Isaac del Toro ist der Dritte im Bunde der Favoriten aus dem UAE Team Emirates - XRG. Eindrucksvoll gestaltete der erst 21-jährige Mexikaner seinen Auftritt auf der ganz großen Bühne, indem er den Sieg bei der Italien-Rundfahrt nur knapp verpasste. Bei flachen bis welligen Zeitfahren konnte del Toro bis jetzt noch nicht glänzen, landete in dieser Saison gute, aber keine herausragenden Ergebnisse bei Einzelzeitfahren. Eine gute Platzierung dürfte dank der Kursführung aber drin sein.

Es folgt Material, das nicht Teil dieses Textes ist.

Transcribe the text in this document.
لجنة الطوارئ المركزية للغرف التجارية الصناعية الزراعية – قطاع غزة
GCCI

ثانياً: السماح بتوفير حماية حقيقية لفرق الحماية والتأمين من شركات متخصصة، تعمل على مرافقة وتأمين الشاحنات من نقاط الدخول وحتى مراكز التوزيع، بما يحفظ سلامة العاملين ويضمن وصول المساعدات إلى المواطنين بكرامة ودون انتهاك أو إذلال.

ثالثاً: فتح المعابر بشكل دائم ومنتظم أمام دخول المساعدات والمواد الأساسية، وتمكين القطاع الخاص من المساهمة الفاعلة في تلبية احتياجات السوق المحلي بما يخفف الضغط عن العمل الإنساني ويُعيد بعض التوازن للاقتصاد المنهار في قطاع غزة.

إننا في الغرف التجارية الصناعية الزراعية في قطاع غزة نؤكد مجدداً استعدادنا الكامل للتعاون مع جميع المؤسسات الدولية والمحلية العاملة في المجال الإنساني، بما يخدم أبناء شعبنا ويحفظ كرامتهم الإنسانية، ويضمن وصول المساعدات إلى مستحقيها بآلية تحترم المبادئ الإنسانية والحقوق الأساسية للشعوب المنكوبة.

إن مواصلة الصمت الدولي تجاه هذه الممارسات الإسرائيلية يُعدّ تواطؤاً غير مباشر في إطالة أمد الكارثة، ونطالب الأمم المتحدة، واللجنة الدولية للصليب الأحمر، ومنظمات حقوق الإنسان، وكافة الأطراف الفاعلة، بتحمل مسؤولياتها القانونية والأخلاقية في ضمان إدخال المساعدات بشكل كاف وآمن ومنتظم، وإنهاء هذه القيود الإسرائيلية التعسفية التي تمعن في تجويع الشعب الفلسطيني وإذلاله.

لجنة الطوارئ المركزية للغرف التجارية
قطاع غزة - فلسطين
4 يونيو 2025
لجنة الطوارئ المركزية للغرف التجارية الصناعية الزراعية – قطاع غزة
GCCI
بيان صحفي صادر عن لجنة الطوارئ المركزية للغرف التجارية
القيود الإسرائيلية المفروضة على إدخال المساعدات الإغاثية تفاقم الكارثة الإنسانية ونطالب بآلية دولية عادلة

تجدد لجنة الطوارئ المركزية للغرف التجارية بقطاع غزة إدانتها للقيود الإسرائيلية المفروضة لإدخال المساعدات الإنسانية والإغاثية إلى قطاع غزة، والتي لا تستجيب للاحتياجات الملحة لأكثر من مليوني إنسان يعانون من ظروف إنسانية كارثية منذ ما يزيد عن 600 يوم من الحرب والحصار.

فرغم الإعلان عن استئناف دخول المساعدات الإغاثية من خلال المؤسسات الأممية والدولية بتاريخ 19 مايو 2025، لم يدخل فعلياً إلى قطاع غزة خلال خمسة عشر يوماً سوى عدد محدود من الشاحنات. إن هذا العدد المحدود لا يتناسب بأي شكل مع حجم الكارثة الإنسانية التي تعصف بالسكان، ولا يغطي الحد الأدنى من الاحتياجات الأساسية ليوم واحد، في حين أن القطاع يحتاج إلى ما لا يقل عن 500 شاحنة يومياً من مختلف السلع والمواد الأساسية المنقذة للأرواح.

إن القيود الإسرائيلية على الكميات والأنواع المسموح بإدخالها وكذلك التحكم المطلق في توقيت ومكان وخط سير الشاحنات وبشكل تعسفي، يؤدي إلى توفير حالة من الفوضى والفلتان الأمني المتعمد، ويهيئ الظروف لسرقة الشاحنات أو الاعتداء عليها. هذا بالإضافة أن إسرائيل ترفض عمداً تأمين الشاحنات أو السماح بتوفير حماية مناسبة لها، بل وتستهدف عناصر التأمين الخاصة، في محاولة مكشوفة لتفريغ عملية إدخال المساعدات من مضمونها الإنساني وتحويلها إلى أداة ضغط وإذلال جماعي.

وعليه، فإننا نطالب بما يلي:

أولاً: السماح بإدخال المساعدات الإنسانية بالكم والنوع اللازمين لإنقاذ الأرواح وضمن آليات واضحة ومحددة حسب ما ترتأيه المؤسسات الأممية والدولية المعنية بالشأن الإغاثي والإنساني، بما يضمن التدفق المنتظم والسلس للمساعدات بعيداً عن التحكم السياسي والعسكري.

Der dreimalige und amtierende französische Zeitfahrmeister mischt bei Zeitfahren meistens um die Top 10 mit. Bei Zeitfahren mit nennenswerten Höhenmetern fehlten Armirail in der letzten Saison starke Ergebnisse, der Franzose fuhr bei welligen Einzelzeitfahren in dieser Saison jedoch schon in die Top 5. Als Spezialist dürfte auch er mit dem Kurs bei der diesjährigen Weltmeisterschaft seine Probleme haben, könnte jedoch an einem guten Tag für eine gute Platzierung sorgen.

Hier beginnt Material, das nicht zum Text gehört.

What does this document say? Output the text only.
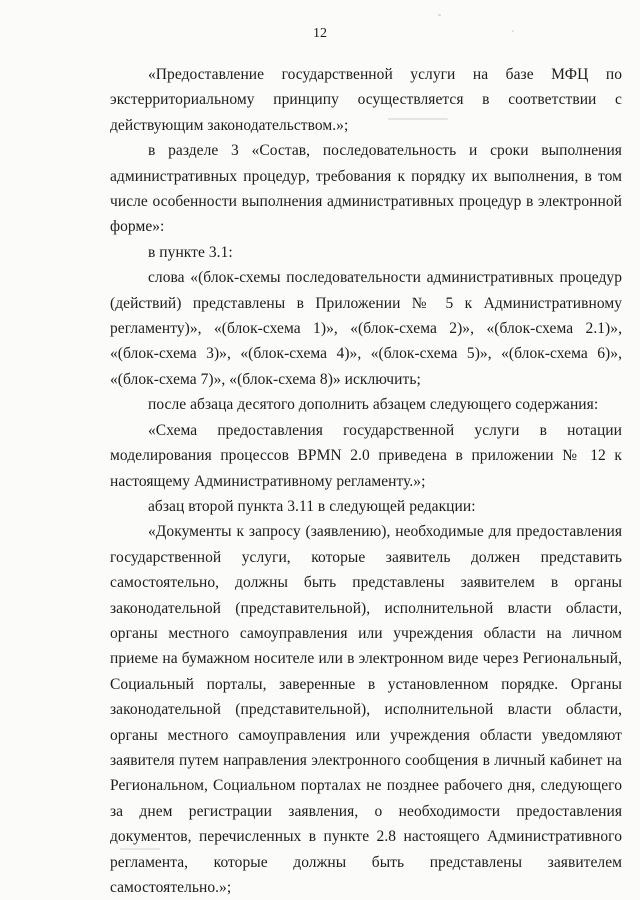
12

«Предоставление государственной услуги на базе МФЦ по экстерриториальному принципу осуществляется в соответствии с действующим законодательством.»;

в разделе 3 «Состав, последовательность и сроки выполнения административных процедур, требования к порядку их выполнения, в том числе особенности выполнения административных процедур в электронной форме»:

в пункте 3.1:

слова «(блок-схемы последовательности административных процедур (действий) представлены в Приложении № 5 к Административному регламенту)», «(блок-схема 1)», «(блок-схема 2)», «(блок-схема 2.1)», «(блок-схема 3)», «(блок-схема 4)», «(блок-схема 5)», «(блок-схема 6)», «(блок-схема 7)», «(блок-схема 8)» исключить;

после абзаца десятого дополнить абзацем следующего содержания:

«Схема предоставления государственной услуги в нотации моделирования процессов BPMN 2.0 приведена в приложении № 12 к настоящему Административному регламенту.»;

абзац второй пункта 3.11 в следующей редакции:

«Документы к запросу (заявлению), необходимые для предоставления государственной услуги, которые заявитель должен представить самостоятельно, должны быть представлены заявителем в органы законодательной (представительной), исполнительной власти области, органы местного самоуправления или учреждения области на личном приеме на бумажном носителе или в электронном виде через Региональный, Социальный порталы, заверенные в установленном порядке. Органы законодательной (представительной), исполнительной власти области, органы местного самоуправления или учреждения области уведомляют заявителя путем направления электронного сообщения в личный кабинет на Региональном, Социальном порталах не позднее рабочего дня, следующего за днем регистрации заявления, о необходимости предоставления документов, перечисленных в пункте 2.8 настоящего Административного регламента, которые должны быть представлены заявителем самостоятельно.»;
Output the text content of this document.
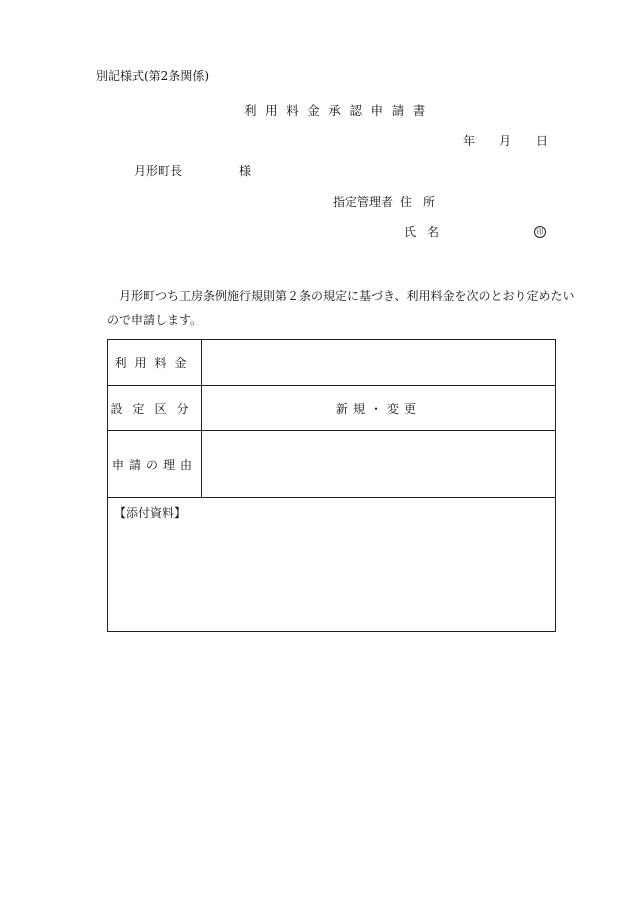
別記様式(第2条関係)
利用料金承認申請書
年 月 日
月形町長	様
指定管理者 住所
氏名	印
月形町つち工房条例施行規則第２条の規定に基づき、利用料金を次のとおり定めたいので申請します。
利用料金
設定区分	新規・変更
申請の理由
【添付資料】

Die schon genannten Favoriten werden durch eine Reihe weiterer Fahrer ergänzt, die um eine gute Platzierung kämpfen und sich kleine Hoffnungen machen können, durch einen Überraschungssieg den Titel zu holen. Darunter sind Thymen Arensman (INEOS Grenadiers), der bei Zeitfahren mehrfach gute Platzierungen belegte. Außerdem auf dem Zettel haben wir den 34-jährigen Mattia Cattaneo (Soudal Quick-Step), seinen Teamkollegen Ilan van Wilder (Soudal Quick-Step) und den Spezialisten Stefan Küng (Groupama - FDJ). Der Schweizer steht als einer der wenigen Spezialisten am Start und dürfte mit den Höhenmetern seine Probleme haben. Auch Luke Plapp ist als dreifacher australischer Meister im Einzelzeitfahren ein echter Spezialist, kann jedoch auch mit leichten Steigungen umgehen. Die kurzen Rampen sind jedoch auch für Plapp ein wenig steil. Iván Romeo (Movistar Team) ist ebenfalls ein starker Zeitfahrer, landet regelmäßig Top 10 Platzierungen bei Etappen dieser Disziplin.